A few that work well:
- In person, properly. Take them for a coffee or a walk, and just say it. "I'm getting married, and I can't picture the day without you next to me. Will you be my bridesmaid?" Simple beats clever.
- A handwritten card. Lovely for someone who lives far away. Write why you want them there specifically, not a generic line.
- A small, meaningful gift. A bottle of their favourite something, a photo of the two of you framed, or a card that references an old in-joke. Keep it personal, not pricey.
- A group reveal. If your party already knows each other, getting them together and asking all at once makes a sweet memory. Just make sure nobody finds out secondhand first.
Skip the elaborate "proposal box" if it's not your style. A box of matching trinkets can feel a bit performative, and the person saying yes cares about being chosen, not about the packaging.
Be honest about what you're asking
This is the part most people gloss over, and it causes the most awkwardness later. Being a bridesmaid can cost real money and time: the outfit, the hen do, travel, maybe a hotel. According to Hitched, the average cost of being a bridesmaid in the UK runs to several hundred pounds once you add it all up, and not everyone can stretch to that comfortably.
So when you ask, be upfront and generous. Tell them what you're imagining, and make clear you'll work around their budget. Say outright that you'd rather have them there in a high-street dress than not at all. Offering to cover the outfit, if you can, takes a lot of quiet stress off the table.
Being clear early means nobody says yes out of love and then panics about the bill. It's a kindness, and it protects the friendship.
Handling a no with grace
Sometimes someone says no, or asks to help in a smaller way. It can sting, but try to take it at face value. People have reasons you might not see: money, health, a complicated patch, or simply not being a wedding-party sort of person.
Thank them, mean it, and offer another role if there's one going. Reading at the ceremony, helping on the morning, or just being a guest you can lean on are all real ways to involve someone. The friendship matters more than the title.

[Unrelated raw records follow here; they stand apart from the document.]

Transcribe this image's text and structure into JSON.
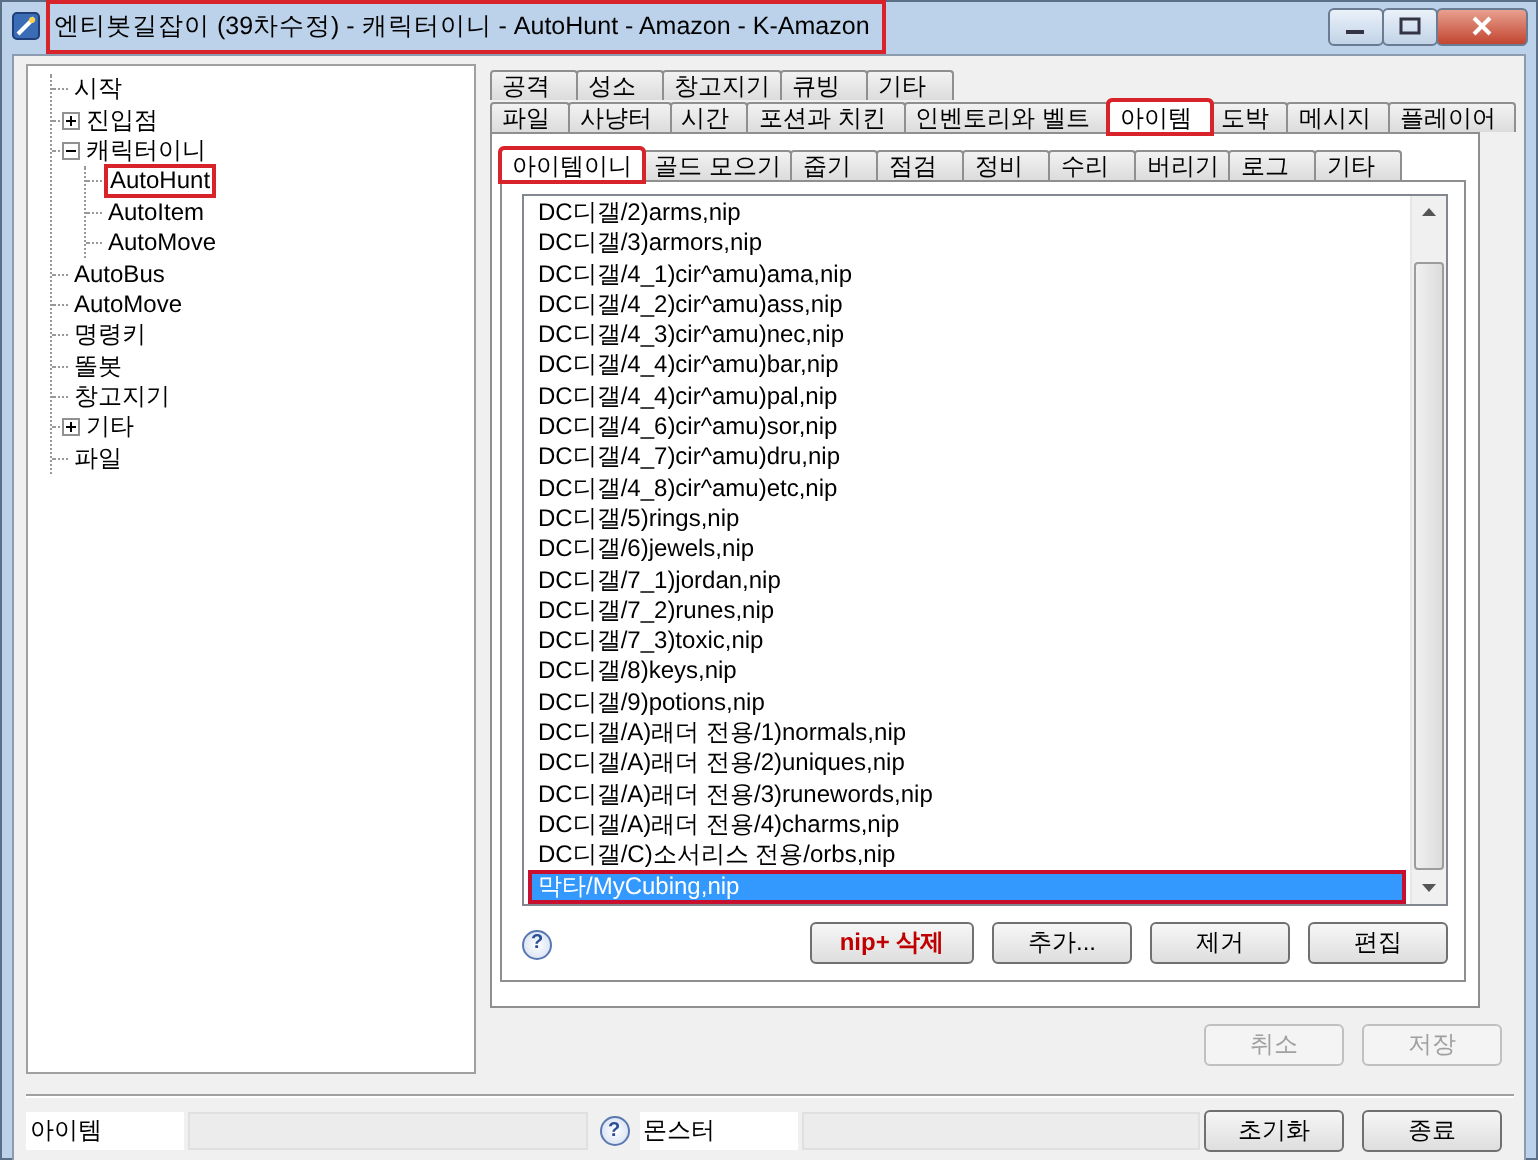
{
  "window": {
    "title": "엔티봇길잡이 (39차수정) - 캐릭터이니 - AutoHunt - Amazon - K-Amazon",
    "highlighted": true
  },
  "tree": [
    {
      "label": "시작"
    },
    {
      "label": "진입점",
      "expanded": false
    },
    {
      "label": "캐릭터이니",
      "expanded": true,
      "children": [
        {
          "label": "AutoHunt",
          "selected": true,
          "highlighted": true
        },
        {
          "label": "AutoItem",
          "selected": false
        },
        {
          "label": "AutoMove",
          "selected": false
        }
      ]
    },
    {
      "label": "AutoBus"
    },
    {
      "label": "AutoMove"
    },
    {
      "label": "명령키"
    },
    {
      "label": "똘봇"
    },
    {
      "label": "창고지기"
    },
    {
      "label": "기타",
      "expanded": false
    },
    {
      "label": "파일"
    }
  ],
  "tabs_back_row": [
    {
      "label": "공격",
      "selected": false
    },
    {
      "label": "성소",
      "selected": false
    },
    {
      "label": "창고지기",
      "selected": false
    },
    {
      "label": "큐빙",
      "selected": false
    },
    {
      "label": "기타",
      "selected": false
    }
  ],
  "tabs_front_row": [
    {
      "label": "파일",
      "selected": false
    },
    {
      "label": "사냥터",
      "selected": false
    },
    {
      "label": "시간",
      "selected": false
    },
    {
      "label": "포션과 치킨",
      "selected": false
    },
    {
      "label": "인벤토리와 벨트",
      "selected": false
    },
    {
      "label": "아이템",
      "selected": true,
      "highlighted": true
    },
    {
      "label": "도박",
      "selected": false
    },
    {
      "label": "메시지",
      "selected": false
    },
    {
      "label": "플레이어",
      "selected": false
    }
  ],
  "subtabs": [
    {
      "label": "아이템이니",
      "selected": true,
      "highlighted": true
    },
    {
      "label": "골드 모으기",
      "selected": false
    },
    {
      "label": "줍기",
      "selected": false
    },
    {
      "label": "점검",
      "selected": false
    },
    {
      "label": "정비",
      "selected": false
    },
    {
      "label": "수리",
      "selected": false
    },
    {
      "label": "버리기",
      "selected": false
    },
    {
      "label": "로그",
      "selected": false
    },
    {
      "label": "기타",
      "selected": false
    }
  ],
  "file_list": [
    {
      "label": "DC디갤/2)arms,nip",
      "selected": false
    },
    {
      "label": "DC디갤/3)armors,nip",
      "selected": false
    },
    {
      "label": "DC디갤/4_1)cir^amu)ama,nip",
      "selected": false
    },
    {
      "label": "DC디갤/4_2)cir^amu)ass,nip",
      "selected": false
    },
    {
      "label": "DC디갤/4_3)cir^amu)nec,nip",
      "selected": false
    },
    {
      "label": "DC디갤/4_4)cir^amu)bar,nip",
      "selected": false
    },
    {
      "label": "DC디갤/4_4)cir^amu)pal,nip",
      "selected": false
    },
    {
      "label": "DC디갤/4_6)cir^amu)sor,nip",
      "selected": false
    },
    {
      "label": "DC디갤/4_7)cir^amu)dru,nip",
      "selected": false
    },
    {
      "label": "DC디갤/4_8)cir^amu)etc,nip",
      "selected": false
    },
    {
      "label": "DC디갤/5)rings,nip",
      "selected": false
    },
    {
      "label": "DC디갤/6)jewels,nip",
      "selected": false
    },
    {
      "label": "DC디갤/7_1)jordan,nip",
      "selected": false
    },
    {
      "label": "DC디갤/7_2)runes,nip",
      "selected": false
    },
    {
      "label": "DC디갤/7_3)toxic,nip",
      "selected": false
    },
    {
      "label": "DC디갤/8)keys,nip",
      "selected": false
    },
    {
      "label": "DC디갤/9)potions,nip",
      "selected": false
    },
    {
      "label": "DC디갤/A)래더 전용/1)normals,nip",
      "selected": false
    },
    {
      "label": "DC디갤/A)래더 전용/2)uniques,nip",
      "selected": false
    },
    {
      "label": "DC디갤/A)래더 전용/3)runewords,nip",
      "selected": false
    },
    {
      "label": "DC디갤/A)래더 전용/4)charms,nip",
      "selected": false
    },
    {
      "label": "DC디갤/C)소서리스 전용/orbs,nip",
      "selected": false
    },
    {
      "label": "막타/MyCubing,nip",
      "selected": true,
      "highlighted": true
    }
  ],
  "list_help": "?",
  "list_buttons": [
    {
      "label": "nip+ 삭제",
      "kind": "danger"
    },
    {
      "label": "추가...",
      "kind": "normal"
    },
    {
      "label": "제거",
      "kind": "normal"
    },
    {
      "label": "편집",
      "kind": "normal"
    }
  ],
  "form_buttons": [
    {
      "label": "취소",
      "disabled": true
    },
    {
      "label": "저장",
      "disabled": true
    }
  ],
  "status_bar": {
    "item_label": "아이템",
    "help": "?",
    "monster_label": "몬스터",
    "buttons": [
      {
        "label": "초기화",
        "disabled": false
      },
      {
        "label": "종료",
        "disabled": false
      }
    ]
  }
}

Keeping everyone in the loop afterwards
Once your party is set, they'll need the basics: the date, the rough plan, and a way to reach each other. A shared group chat handles the chatter, but for the actual details it helps to have one reliable place.
A wedding website does this neatly. With Build The Day you can share dates, dress notes and travel details on a private page, so your bridesmaids aren't scrolling back through months of messages to find the venue postcode. Set it up once and it saves a hundred small questions later.
For now, the only job is the ask itself. Make it warm, make it honest, and make it about them. The rest you'll sort together.